Research Highlights
T cell and fly development: Sugars boost signaling up a Notch
Functional Glycomics (14 February 2008) | doi:10.1038/fg.2008.8Standfirst
Two articles have shown that Drosophila development requires Notch O-glucosylation by the transferase Rumi, and that Notch1 O-fucosylation in the ligand binding domain regulates T cell development in mice.
An overview over Notch signaling. From Radtke, F. et al.Notch signaling. EMBO reports 6, 1120-1125 (2005). Please click here for a larger version.
During Notch signaling the intracellular domain of Notch (NICD) is cleaved and translocates to the nucleus where it regulates the expression of Notch target genes.

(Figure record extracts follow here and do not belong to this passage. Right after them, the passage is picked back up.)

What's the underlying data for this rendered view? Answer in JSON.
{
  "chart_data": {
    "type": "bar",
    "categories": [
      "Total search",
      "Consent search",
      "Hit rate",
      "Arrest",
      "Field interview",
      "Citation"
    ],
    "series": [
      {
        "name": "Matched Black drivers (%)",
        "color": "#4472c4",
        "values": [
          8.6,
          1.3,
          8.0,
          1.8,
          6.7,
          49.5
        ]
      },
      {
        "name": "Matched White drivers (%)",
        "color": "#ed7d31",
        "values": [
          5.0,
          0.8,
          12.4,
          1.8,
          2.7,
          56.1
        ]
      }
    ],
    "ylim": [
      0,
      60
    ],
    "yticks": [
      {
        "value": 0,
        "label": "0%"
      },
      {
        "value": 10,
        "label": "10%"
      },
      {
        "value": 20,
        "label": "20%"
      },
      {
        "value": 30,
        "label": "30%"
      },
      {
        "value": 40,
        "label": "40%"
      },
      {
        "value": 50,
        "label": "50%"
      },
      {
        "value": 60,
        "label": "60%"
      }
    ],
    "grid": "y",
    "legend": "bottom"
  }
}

The glycosyltransferase Fringe elongates an initial fucose attached to Notch extracellular domain's (NECD) epidermal growth factor–like (EGF) repeats by the transferase Pofut1. Fringe glycosylation is known to regulate the binding of Delta and Serrate ligands to NECD upon cell–cell contact. In contrast, functional consequences of EGF repeat O-glucosylation are not known yet. Two studies now add a new level to our knowledge of functional glycosylation of Notch.

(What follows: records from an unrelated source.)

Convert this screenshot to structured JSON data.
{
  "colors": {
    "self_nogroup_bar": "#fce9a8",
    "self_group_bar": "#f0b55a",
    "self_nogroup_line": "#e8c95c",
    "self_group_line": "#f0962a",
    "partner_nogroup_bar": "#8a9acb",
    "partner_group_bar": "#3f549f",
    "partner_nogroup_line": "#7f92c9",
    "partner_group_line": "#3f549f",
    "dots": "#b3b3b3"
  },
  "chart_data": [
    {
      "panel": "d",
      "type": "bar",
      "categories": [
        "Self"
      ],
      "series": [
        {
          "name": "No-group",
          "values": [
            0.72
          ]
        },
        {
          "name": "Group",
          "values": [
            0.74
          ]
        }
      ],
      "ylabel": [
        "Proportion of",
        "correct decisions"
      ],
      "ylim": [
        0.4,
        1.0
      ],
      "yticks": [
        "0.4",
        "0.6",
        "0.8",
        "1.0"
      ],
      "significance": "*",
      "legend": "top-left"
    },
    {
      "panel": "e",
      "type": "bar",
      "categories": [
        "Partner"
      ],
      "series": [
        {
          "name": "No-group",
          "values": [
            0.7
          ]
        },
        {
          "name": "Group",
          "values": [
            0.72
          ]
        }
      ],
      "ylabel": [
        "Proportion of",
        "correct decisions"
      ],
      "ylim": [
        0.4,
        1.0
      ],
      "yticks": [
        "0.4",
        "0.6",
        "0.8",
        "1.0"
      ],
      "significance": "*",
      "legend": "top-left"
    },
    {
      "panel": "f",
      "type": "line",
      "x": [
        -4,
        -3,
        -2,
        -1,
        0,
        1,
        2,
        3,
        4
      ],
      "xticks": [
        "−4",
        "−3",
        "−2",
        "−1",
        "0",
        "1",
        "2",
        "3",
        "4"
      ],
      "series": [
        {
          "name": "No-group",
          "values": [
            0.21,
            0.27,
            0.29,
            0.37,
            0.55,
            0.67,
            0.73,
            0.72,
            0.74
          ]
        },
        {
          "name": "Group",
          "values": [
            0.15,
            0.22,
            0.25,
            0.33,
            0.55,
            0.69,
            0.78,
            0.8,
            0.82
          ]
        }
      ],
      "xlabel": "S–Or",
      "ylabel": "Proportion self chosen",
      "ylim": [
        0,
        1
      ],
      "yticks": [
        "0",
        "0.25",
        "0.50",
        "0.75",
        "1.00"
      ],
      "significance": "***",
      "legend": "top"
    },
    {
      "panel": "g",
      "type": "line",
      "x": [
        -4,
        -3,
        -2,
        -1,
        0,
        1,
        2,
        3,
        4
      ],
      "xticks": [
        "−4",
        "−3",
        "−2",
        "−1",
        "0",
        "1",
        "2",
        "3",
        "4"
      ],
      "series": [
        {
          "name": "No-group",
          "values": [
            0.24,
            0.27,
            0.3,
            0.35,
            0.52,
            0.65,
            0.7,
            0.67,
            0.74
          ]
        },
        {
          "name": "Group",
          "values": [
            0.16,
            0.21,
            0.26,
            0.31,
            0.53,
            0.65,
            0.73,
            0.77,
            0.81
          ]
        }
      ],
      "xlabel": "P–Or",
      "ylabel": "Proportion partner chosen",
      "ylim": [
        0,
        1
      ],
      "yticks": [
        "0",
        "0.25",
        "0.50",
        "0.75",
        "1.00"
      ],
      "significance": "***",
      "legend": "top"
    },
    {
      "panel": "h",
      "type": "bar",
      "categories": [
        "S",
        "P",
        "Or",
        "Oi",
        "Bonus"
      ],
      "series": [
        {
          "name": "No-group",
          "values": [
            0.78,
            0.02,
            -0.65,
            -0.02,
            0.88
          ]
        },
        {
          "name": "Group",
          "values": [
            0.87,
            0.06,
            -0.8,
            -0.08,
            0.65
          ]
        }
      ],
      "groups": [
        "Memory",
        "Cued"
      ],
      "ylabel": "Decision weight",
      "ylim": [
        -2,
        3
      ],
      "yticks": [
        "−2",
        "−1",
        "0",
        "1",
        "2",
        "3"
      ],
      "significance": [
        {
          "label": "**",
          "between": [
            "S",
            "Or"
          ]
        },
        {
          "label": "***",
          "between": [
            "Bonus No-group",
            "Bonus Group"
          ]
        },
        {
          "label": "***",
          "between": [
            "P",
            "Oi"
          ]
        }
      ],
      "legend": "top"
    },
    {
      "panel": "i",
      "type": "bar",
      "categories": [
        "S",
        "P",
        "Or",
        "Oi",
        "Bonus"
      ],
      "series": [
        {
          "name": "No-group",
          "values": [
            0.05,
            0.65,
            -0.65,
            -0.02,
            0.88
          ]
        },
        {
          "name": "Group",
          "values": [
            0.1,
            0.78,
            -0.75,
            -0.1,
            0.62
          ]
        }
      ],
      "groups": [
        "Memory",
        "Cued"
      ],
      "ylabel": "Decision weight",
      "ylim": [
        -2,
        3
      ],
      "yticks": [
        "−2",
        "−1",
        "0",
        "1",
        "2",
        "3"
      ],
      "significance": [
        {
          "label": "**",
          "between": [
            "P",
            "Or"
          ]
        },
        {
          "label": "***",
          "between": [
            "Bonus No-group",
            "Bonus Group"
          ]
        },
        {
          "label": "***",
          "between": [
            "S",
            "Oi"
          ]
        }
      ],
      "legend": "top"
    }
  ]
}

In Cell, Acar et al. found that developing flies with mutations in the Rumi gene had fewer short sensory bristles (microchaetae) when grown at 25°C than at 18°C. This phenotype was suppressed upon addition of a copy of Notch. These findings suggest that the actions of Rumi are related to the folding or trafficking of Notch. Clonal analyses indicated that Rumi targets the NECD, and a database search pointed to Rumi having glycosyltransferase activity. Indeed, mass spectrometric analysis of the seventh EGF Notch repeat from Rumi-depleted Drosophila S2 cells revealed no change in fucosylation but reduced O-glucosylation, and in vitro assays confirmed that Rumi possesses protein O-glucosylation activity. Acar et al. conclude from their results that Rumi-mediated EGF repeat O-glucosylation is required for Notch function during Drosophila development, and hypothesize that a lack of O-glucosylation affects the folding of Notch which inhibits NICD cleavage and Notch signaling.

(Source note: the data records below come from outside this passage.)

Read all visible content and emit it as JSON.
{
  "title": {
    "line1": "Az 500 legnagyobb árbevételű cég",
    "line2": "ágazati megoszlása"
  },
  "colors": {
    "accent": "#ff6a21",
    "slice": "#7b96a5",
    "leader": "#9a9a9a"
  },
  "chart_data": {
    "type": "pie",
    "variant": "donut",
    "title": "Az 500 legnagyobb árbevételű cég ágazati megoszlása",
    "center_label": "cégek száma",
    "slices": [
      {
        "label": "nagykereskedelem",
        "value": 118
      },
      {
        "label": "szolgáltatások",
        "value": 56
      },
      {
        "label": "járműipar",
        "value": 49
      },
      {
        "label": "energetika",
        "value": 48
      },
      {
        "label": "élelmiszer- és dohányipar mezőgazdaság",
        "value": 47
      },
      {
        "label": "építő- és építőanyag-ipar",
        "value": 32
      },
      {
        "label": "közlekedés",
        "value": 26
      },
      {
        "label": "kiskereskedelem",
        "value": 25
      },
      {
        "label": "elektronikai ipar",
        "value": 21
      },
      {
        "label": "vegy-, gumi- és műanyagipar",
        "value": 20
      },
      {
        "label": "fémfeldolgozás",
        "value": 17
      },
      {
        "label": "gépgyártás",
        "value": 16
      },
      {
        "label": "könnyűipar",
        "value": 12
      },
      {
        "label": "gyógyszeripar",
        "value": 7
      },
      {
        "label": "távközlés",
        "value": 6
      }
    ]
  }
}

In the PNAS, Ge and Stanley analysed mice lacking the O-fucosylation site in Notch1 EGF repeat 12. Notch112f/12f mice were viable but grew more slowly than wild-type mice. T cells from Notch112f/12f mice showed a reduction in NICD cleavage generated by γ-secretase and a reduction in Notch ligand binding. Using flow cytometry, Ge and Stanley showed that Notch112f/12f mice developed fewer double-positive (DP) and single-positive (SP) T cells, and that mutant DP T cells exhibited enhanced apoptosis. Furthermore, the authors demonstrated that the block to T cell development occurs between double-negative (DN) stages 3 and 4 and that the ratio of SP:DP T cells is increased. In sum, a lack of fucosylation in the Notch1 ligand binding domain inhibits the development of early T cell stages and appears to promote the DP-SP transition.
Both studies underscore how Notch glycosylation, initiated by single sugar residues, regulates Notch signaling and influences both Drosophila and mouse development. The results add to the evidence that glycosylation of EGF repeats that are a feature of numerous signaling proteins might be a general way of regulating signal transduction.